ECAM (Energy Performance and Carbon Emissions Assessment and Monitoring) offers unique capabilities for assessing greenhouse gas emissions and energy consumption at a system-wide level. Gain greater insights by identifying areas to reduce greenhouse gas emissions, increase energy savings and improve overall efficiencies to reduce costs.
Greenhouse Gas Emissions Assessment
Use ECAM to assess the greenhouse gas emissions of water and wastewater utilities at a system-wide level. ECAM was developed to be consistent with the Intergovernmental Panel on Climate Change (IPCC) Guidelines for National Greenhouse Gas Inventories and peer-reviewed literature.
Use ECAM to evaluate where and how much energy is consumed across the stages from water supply over wastewater treatment to faecal sludge management. Identify opportunities to reduce energy consumption and save operational costs.
Identification of Opportunities to reduce CO2 Emissions
Use ECAM to develop scenarios or model reduction impacts of planned or implemented measures. ECAM can help identify potentials and opportunities to reduce greenhouse gas emissions, decrease energy consumption and save operational costs.
What are the Benefits:
ECAM is your first step towards a climate-smart and sustainable urban water management: Acting in an environment of uncertain change. Get to know the co-benefits of using ECAM and reducing greenhouse gas emissions at a local scale.
Based on IPCC
ECAM was developed to be consistent with the IPCC Guidelines for National Greenhouse Gas Inventories and peer-reviewed literature.
Free and Open Source
ECAM can be freely used, copied or changed. Its source code is openly available on GitHub. We encourage people to improve or make suggestions how to improve the design of the software.
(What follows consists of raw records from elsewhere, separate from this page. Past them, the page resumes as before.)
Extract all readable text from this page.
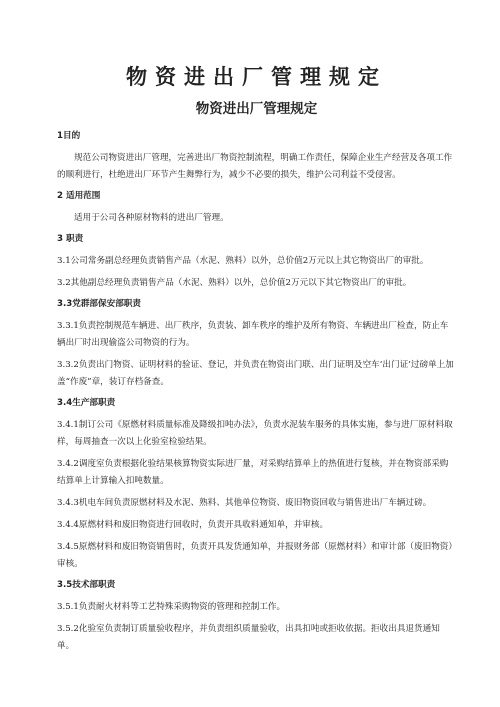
物资进出厂管理规定
物资进出厂管理规定
1目的
规范公司物资进出厂管理，完善进出厂物资控制流程，明确工作责任，保障企业生产经营及各项工作的顺利进行，杜绝进出厂环节产生舞弊行为，减少不必要的损失，维护公司利益不受侵害。
2 适用范围
适用于公司各种原材物料的进出厂管理。
3 职责
3.1公司常务副总经理负责销售产品（水泥、熟料）以外，总价值2万元以上其它物资出厂的审批。
3.2其他副总经理负责销售产品（水泥、熟料）以外，总价值2万元以下其它物资出厂的审批。
3.3党群部保安部职责
3.3.1负责控制规范车辆进、出厂秩序，负责装、卸车秩序的维护及所有物资、车辆进出厂检查，防止车辆出厂时出现偷盗公司物资的行为。
3.3.2负责出门物资、证明材料的验证、登记，并负责在物资出门联、出门证明及空车‘出门证’过磅单上加盖“作废”章，装订存档备查。
3.4生产部职责
3.4.1制订公司《原燃材料质量标准及降级扣吨办法》，负责水泥装车服务的具体实施，参与进厂原材料取样，每周抽查一次以上化验室检验结果。
3.4.2调度室负责根据化验结果核算物资实际进厂量，对采购结算单上的热值进行复核，并在物资部采购结算单上计算输入扣吨数量。
3.4.3机电车间负责原燃材料及水泥、熟料、其他单位物资、废旧物资回收与销售进出厂车辆过磅。
3.4.4原燃材料和废旧物资进行回收时，负责开具收料通知单，并审核。
3.4.5原燃材料和废旧物资销售时，负责开具发货通知单，并报财务部（原燃材料）和审计部（废旧物资）审核。
3.5技术部职责
3.5.1负责耐火材料等工艺特殊采购物资的管理和控制工作。
3.5.2化验室负责制订质量验收程序，并负责组织质量验收，出具扣吨或拒收依据。拒收出具退货通知单。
ECAM is secure and trustworthy. No information is ever stored on servers. All data inserted and processed during the ECAM assessment are merely on your personal computer.
The online training materials inlcude video tutorials, exercise books and presentations that will help you assess the greenhouse gas emissions within your water utility.
ECAM follows a tiered approach. It works with data that is accesible to utility managers and operators, and provides complementary basic assumptions.
Tier A - Initial Assessment:
The Initial Assessment (Tier A) provides a snapshot of the utility’s greenhouse gas emissions and energy consumption using data readily available to utility managers and staff.
Tier A helps utilities understand their overall emissions and energy usage at a system-wide level (water supply, wastewater and faecal sludge management). It uses a number of assumptions that allows users to reduce the amount of input data.
Tier B - Detailed Assessment:
The Detailed Assessment (Tier B) provides a more advanced level of the greenhouse gas emissions assessment using utility specific data that are used.
Tier B looks at greenhouse gas emissions and energy usage at the individual stage levels of the urban water cycle (i.e. abstraction, treatment, distribution etc.), providing utilities with a more thorough assessment of their emissions. It helps utilities identify areas of improvement and evaluate solutions and scenarios for developing a feasible carbon reduction strategy in line with their current and future needs.
Getting started with ECAM:
2) General Information: Enter file name, assessment period, currency and if desired, make comments. The specified assessment period will affect the results that are stated per annum.
3) Configuration: Activate the systems and/or stages you want to assess. Select the country your utility is based in to set standard literature values. Different GWPs for CH₄ and N₂O can be selected by chosing the respective IPCC assessment report.
4) Population: Set the numbers for resident population and serviced population; for the wastewater system, the connected population to the sewerage and the population with on-site treatment. Estimations of wastewater loadings and corresponding emissions are based on specified populations.
5) Assessment: Carry out an initial or detailed assessment and get an overview of greenhouse gas emissions and energy consumption at a system-wide level.
6) GHG Summary: See the total emissions and how they are distributed across the systems and different stages. Understand what the sources of emissions are and what their relative contribution is with the graphs.
7) Energy Summary: View where and how much energy is consumed across systems and stages. If substages are assessed, their relative energy consumption can be seen.
8) Opportunities: Get an overview of the potentials and opportunities to reduce greenhouse gas emissions. The potentials are based on the proceeding assessment.